First find all possible combinations. Because all lions and tigers are distinct, then for the first place there are $(5+4)=9$ options, for the second $(5+4-1)=8$ options, and so on so the number of all posible combinations is:

$$9 \times 8 \times 7 \times \ldots \times 2 \times 1 = 9! = 362880$$

To get the exact solution you need to subtract the "bad" solution. So in order to find the bad solution, you could think of the 2 lions that are together as one. So there are 8 animals to rearrange. So there are $8! = 40320$.

Now we go back to the pair of lions.
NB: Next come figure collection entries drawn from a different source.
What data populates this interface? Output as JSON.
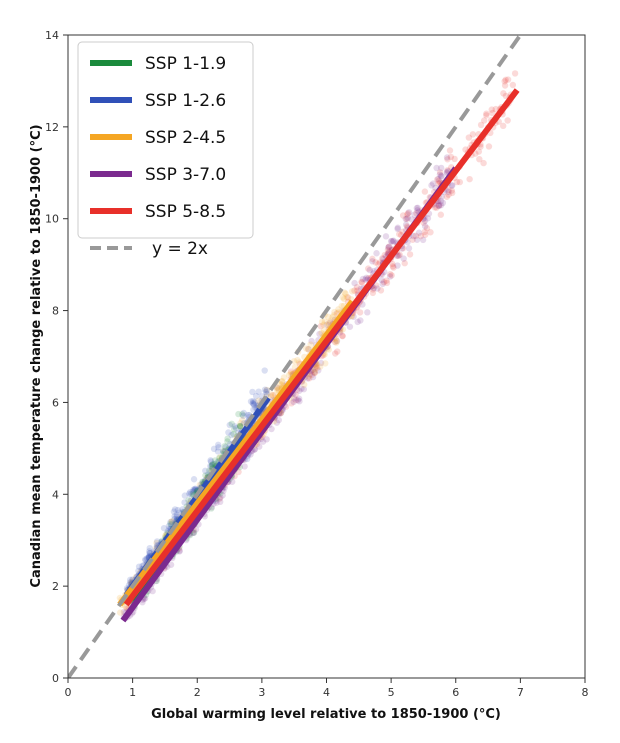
{
  "chart_data": {
    "type": "scatter",
    "xlabel": "Global warming level relative to 1850-1900 (°C)",
    "ylabel": "Canadian mean temperature change relative to 1850-1900 (°C)",
    "xlim": [
      0,
      8
    ],
    "ylim": [
      0,
      14
    ],
    "x_ticks": [
      "0",
      "1",
      "2",
      "3",
      "4",
      "5",
      "6",
      "7",
      "8"
    ],
    "y_ticks": [
      "0",
      "2",
      "4",
      "6",
      "8",
      "10",
      "12",
      "14"
    ],
    "grid": false,
    "legend_position": "top-left",
    "series": [
      {
        "name": "SSP 1-1.9",
        "color": "#1a8a3c",
        "fit_line": [
          [
            1.0,
            1.7
          ],
          [
            2.7,
            5.2
          ]
        ],
        "cloud_x_range": [
          1.0,
          2.8
        ],
        "cloud_y_range": [
          1.5,
          5.5
        ]
      },
      {
        "name": "SSP 1-2.6",
        "color": "#3050b8",
        "fit_line": [
          [
            0.9,
            1.8
          ],
          [
            3.1,
            6.1
          ]
        ],
        "cloud_x_range": [
          0.9,
          3.2
        ],
        "cloud_y_range": [
          1.6,
          6.4
        ]
      },
      {
        "name": "SSP 2-4.5",
        "color": "#f5a623",
        "fit_line": [
          [
            0.8,
            1.6
          ],
          [
            4.4,
            8.2
          ]
        ],
        "cloud_x_range": [
          0.8,
          4.5
        ],
        "cloud_y_range": [
          1.4,
          8.6
        ]
      },
      {
        "name": "SSP 3-7.0",
        "color": "#7b2a8f",
        "fit_line": [
          [
            0.85,
            1.25
          ],
          [
            6.0,
            11.1
          ]
        ],
        "cloud_x_range": [
          0.85,
          6.0
        ],
        "cloud_y_range": [
          1.2,
          11.2
        ]
      },
      {
        "name": "SSP 5-8.5",
        "color": "#e8302a",
        "fit_line": [
          [
            0.9,
            1.6
          ],
          [
            6.95,
            12.8
          ]
        ],
        "cloud_x_range": [
          0.9,
          7.0
        ],
        "cloud_y_range": [
          1.5,
          12.9
        ]
      },
      {
        "name": "y = 2x",
        "color": "#999999",
        "style": "dashed",
        "fit_line": [
          [
            0,
            0
          ],
          [
            7.0,
            14.0
          ]
        ]
      }
    ]
  }
}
There are $5$ lions and there are $\binom{5}{2}$ ways to select a pair of lions so we have:

$$\binom 52 \times 8! = 403200$$

But that would give a negative amount, which is impossible. This happens because of double counting. Let the bold lions be pairs:

**$L, T, L, $ L, L$, T, T, L, T$**

**$L, T, $ L, L$, L, T, T, L, T$**

As you can in our cointing we count them as two, but they are actually one.

So in order to coun those "combinations" we would need to count special case, when we have 2 lions together, in between two tigers, then we have 3 lions together, in between two tigers. That's painful, but it get even more painful, because if those lions are at the end ot at the beggining they don't have to be in between two tigers. So I recommend you to stick to your first approach, because in combinatorics we can have multiple approaches, but we always should stick to the easiest one, that's your first approach.

You were lucky, because there is just one combination and that's:

$$L, T, L, T, L, T, L, T, L$$

If there were more you can add 2 "auxiliary" tigers, and then use the stars and bars calculation for $n-tuples$ with only positive integers. So we have $\binom{Tigers+2}{Lions}$ possible combinations. Then multiply by the number of permutations of the tigers and lions. So the final formula will look:

$$\binom{Tigers+2}{Lions} \times Tigers! \times Lions!$$